While Damian Lillard, who once again put the team on his back finishing with 47 points, spoke highly of Ariza fitting in nicely.  

I thought he played really well. He was flying around, he was active, he made shots, he was aggressive on the offensive end as well. For his first game, I thought he had a pretty good performance. – Trail Blazers guard Damian Lillard on Trevor Ariza’s debut 

Ariza admitted he had a tough time with the offensive sets, but getting used to the vocabulary of the Blazers plays will take time.

“I felt pretty normal once I got on the court. I was a little confused about what we were doing, but once Coach Stotts talked to me, he told me -- go out and play, my teammates told me -- go out and play, so that’s what I was trying to do,” Ariza said.

“I’m trying to get use to hearing new calls for the same plays everybody else runs. I probably know about five plays right now,” Ariza added.

He may only know a handful of plays at the moment, but Ariza believes in this group despite Portland falling to 19-27 on the season.

“I think this is a talented group that is injured. That’s probably why they brought me in. They have a lot of injuries, but they’re pretty resilient. They’ve been fighting every game, playing hard every night, so hopefully playing hard -- and winning, we’ll figure it out,” Ariza said.

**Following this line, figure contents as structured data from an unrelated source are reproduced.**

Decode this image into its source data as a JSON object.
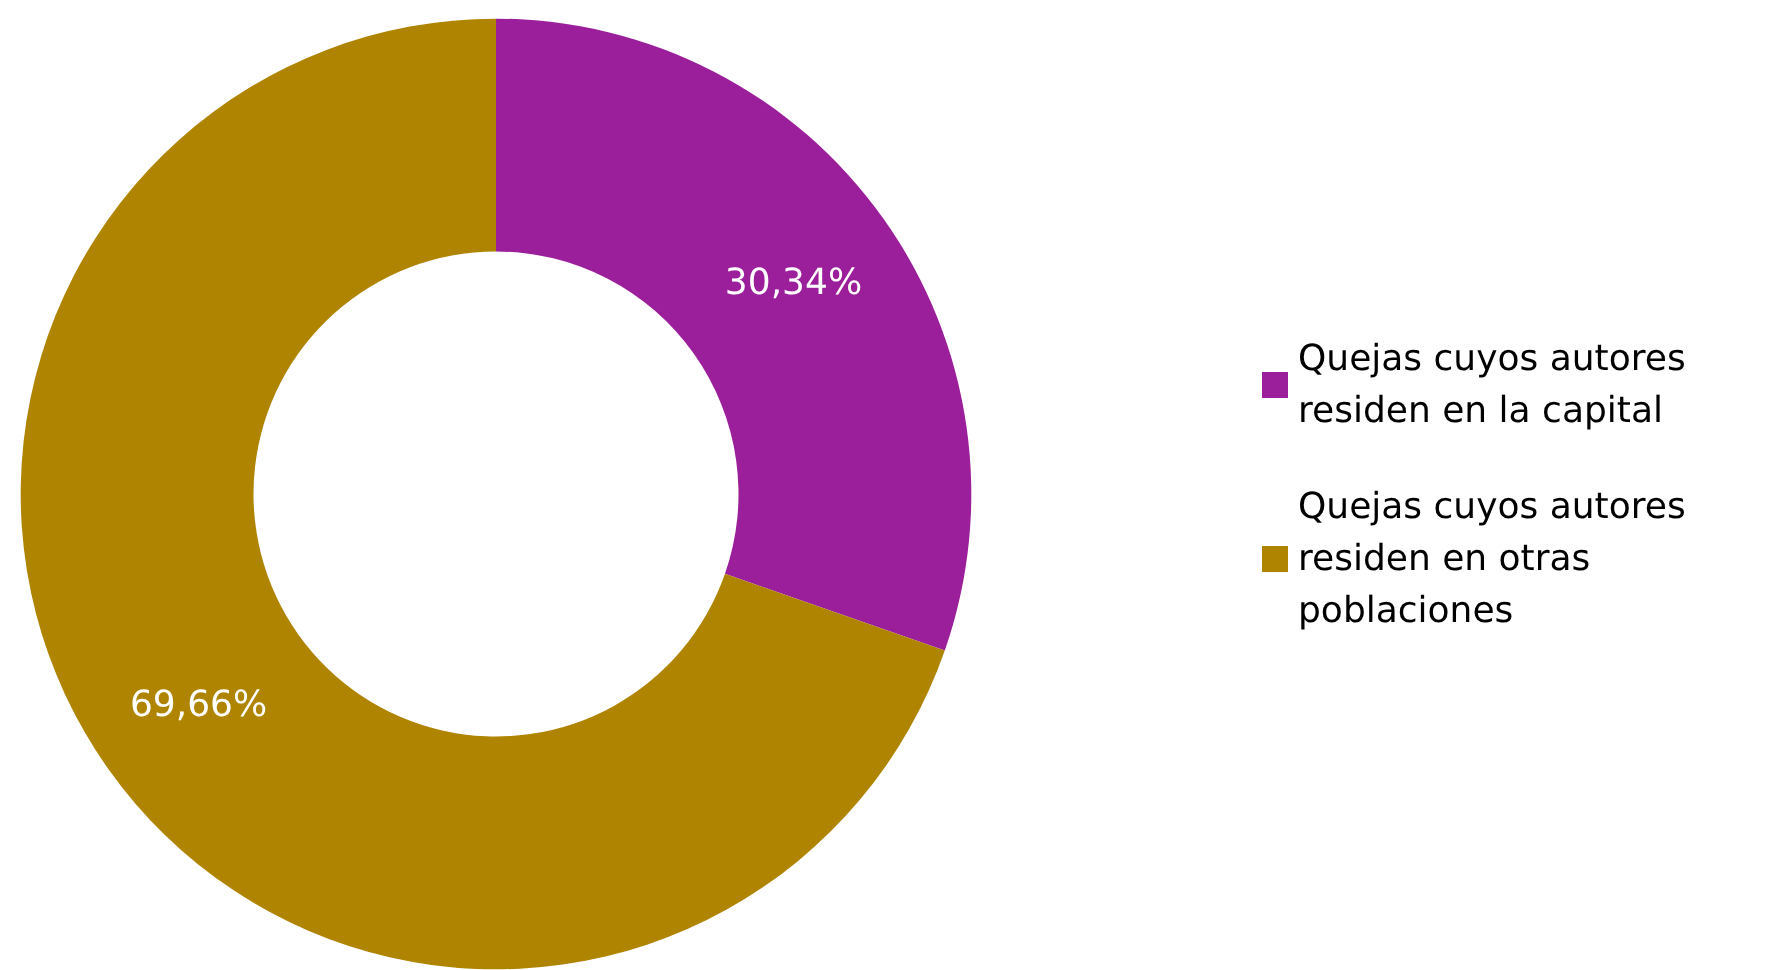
{
  "chart_data": {
    "type": "donut",
    "categories": [
      "Quejas cuyos autores residen en la capital",
      "Quejas cuyos autores residen en otras poblaciones"
    ],
    "values": [
      30.34,
      69.66
    ],
    "value_labels": [
      "30,34%",
      "69,66%"
    ],
    "colors": [
      "#9b1f9b",
      "#ae8400"
    ],
    "legend": "right"
  }
}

One thing is certain: Ariza and Lillard have mutual respect for one another.

The newest Trail Blazers had nothing but praise for his point guard.

When you’re playing against him it’s like ‘this little dude is hitting everything.’ Playing with him, since it’s my first time getting a chance to be teammates with him on the court it’s like, ‘damn, he’s really hitting everything.’ That’s what he does. When you need a bucket, you’ve got a bunch of them around here.” – Trevor Ariza on Damian Lillard  

Carmelo Anthony, who finished with 16 points and 11 rebounds in the losing effort, gave props to his fellow veteran.

“Anytime you get traded to a new team, a new situation, you rely on your skill, your talent, but also, in his case -- his experience, just playing basketball. Playing against Portland for so long, just trying to find his way, his experience got him through. And the way that he played, he played hard and that’s his game, that’s who he is,” Melo said.

Now, hopefully Ariza can turn "liking to win" into actually winning with the Trail Blazers, which is exactly what this team needs.